I know I’ve come late to Chuck Palahniuk and my only knowledge of “Fight Club” was the film, which I loved. Reading the novel was sort of my introduction to Palahniuk. I’d heard of him, heard a lot of things about him but never actually gotten around to reading him. What made me want to read him was a list of “writer’s tips” that a friend of mine had sent me. I figured I’d start with something I was familiar with. “Fight Club” was that book.
Obviously a satire in a lot of ways, there is quite a lot going on here which really made me sit up and take notice.
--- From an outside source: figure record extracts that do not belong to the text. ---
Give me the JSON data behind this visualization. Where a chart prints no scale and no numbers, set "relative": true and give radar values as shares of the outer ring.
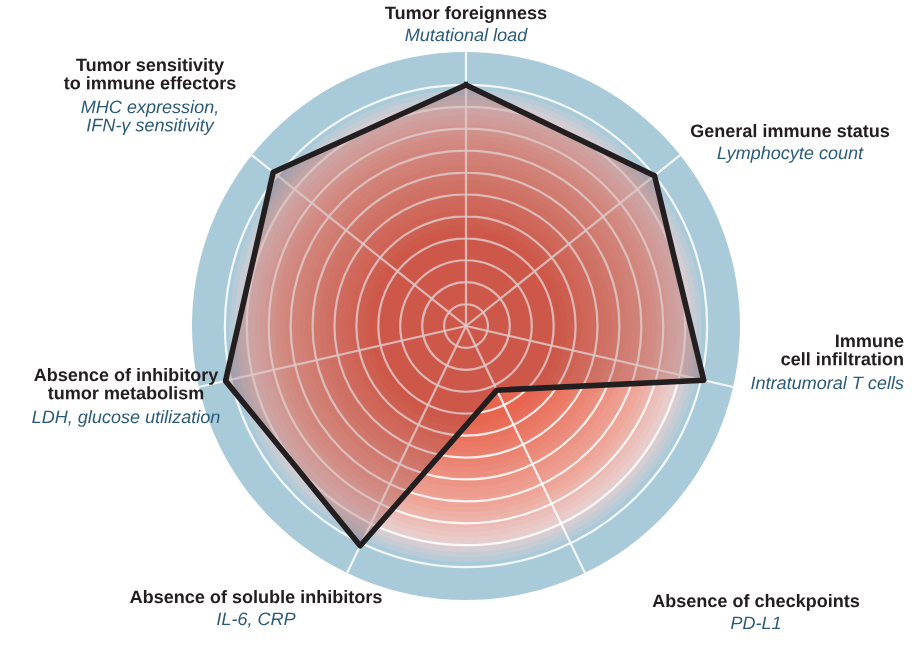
{
  "chart_data": {
    "type": "radar",
    "relative": true,
    "grid": true,
    "categories": [
      "Tumor foreignness",
      "General immune status",
      "Immune\ncell infiltration",
      "Absence of checkpoints",
      "Absence of soluble inhibitors",
      "Absence of inhibitory\ntumor metabolism",
      "Tumor sensitivity\nto immune effectors"
    ],
    "annotations": [
      "Mutational load",
      "Lymphocyte count",
      "Intratumoral T cells",
      "PD-L1",
      "IL-6, CRP",
      "LDH, glucose utilization",
      "MHC expression,\nIFN-γ sensitivity"
    ],
    "series": [
      {
        "color": "#231f20",
        "values": [
          0.88,
          0.88,
          0.89,
          0.26,
          0.89,
          0.9,
          0.9
        ]
      }
    ]
  }
}
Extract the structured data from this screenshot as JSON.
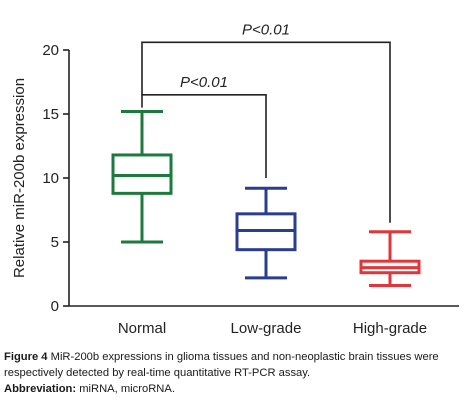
{
  "chart_data": {
    "type": "box",
    "ylabel": "Relative miR-200b expression",
    "ylim": [
      0,
      20
    ],
    "yticks": [
      0,
      5,
      10,
      15,
      20
    ],
    "categories": [
      "Normal",
      "Low-grade",
      "High-grade"
    ],
    "boxes": [
      {
        "category": "Normal",
        "color": "#1d7a3c",
        "min": 5.0,
        "q1": 8.8,
        "median": 10.2,
        "q3": 11.8,
        "max": 15.2
      },
      {
        "category": "Low-grade",
        "color": "#2a3d8f",
        "min": 2.2,
        "q1": 4.4,
        "median": 5.9,
        "q3": 7.2,
        "max": 9.2
      },
      {
        "category": "High-grade",
        "color": "#e0363b",
        "min": 1.6,
        "q1": 2.6,
        "median": 3.0,
        "q3": 3.5,
        "max": 5.8
      }
    ],
    "annotations": [
      {
        "text": "P<0.01",
        "from": "Normal",
        "to": "Low-grade",
        "from_value": 16.5,
        "to_value": 10.0
      },
      {
        "text": "P<0.01",
        "from": "Normal",
        "to": "High-grade",
        "from_value": 20.6,
        "to_value": 6.5
      }
    ]
  },
  "caption": {
    "figure_label": "Figure 4",
    "figure_text": " MiR-200b expressions in glioma tissues and non-neoplastic brain tissues were respectively detected by real-time quantitative RT-PCR assay.",
    "abbrev_label": "Abbreviation:",
    "abbrev_text": " miRNA, microRNA."
  }
}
The film is very faithful to the novel but there were things in the book that either the film didn’t cover or I just missed, one of those things being the commentary on my generation (formerly known as “Generation X” now known as “Middle Aged”). Seeing that the novel had been originally published in 1996, it’s not hard to see why this book resonated with so many people. Palahniuk definitely touched a chord with those born in the 1960s. This is apparent in this quote: "We are God's middle children....with no special place in history and no special attention". or "We're the middle children of history, raised by television to believe that someday we'll be millionaires and move stars and rock stars, but we won't. And we're just learning this fact. So don't fuck with us.", or this: "We don't have a great war in our generation, or a great depression, but what we do have is a great war of the spirit. We have a great revolution against the culture. The great depression is our lives. We have a spiritual depression." He captured the mood of the times perfectly, especially for those who felt out of place, disaffected, lost & rudderless. I suppose that was part of the point of this book, other than the obvious commentary on the nature of masculinity for a “generation of men raised by women”. There are a lot of allusions to the “feminization” of the culture, particularly evident in the protagonists “nesting instinct”.
A nihilistic message to be sure, with the Fight Club’s proto-fascist leanings, ideas of discipline and support group-like mentality. It is masculinity run amok, in a sense, with a message of having to utterly destroy (either society or self) in order to rebuild. It is also a wicked condemnation of consumer culture, where "people work jobs they hate so they can buy things that they don't need." I don’t know whether or not this is the author’s own personal view or not but it’s not hard to see why this book struck a chord with so many at the time--and will continue to do so, so long as there are those who feel outside of things.
Palahniuk’s writing style is very bare bones, very minimal, but powerful nonetheless. Part Noir, Part dystopian nightmare, it’s the “Noir” element of the story that really pleased me, something I didn’t really pick up on while watching the film.
This may all be old news to many but it’s the first time I got the chance to see what he had to offer. I was impressed.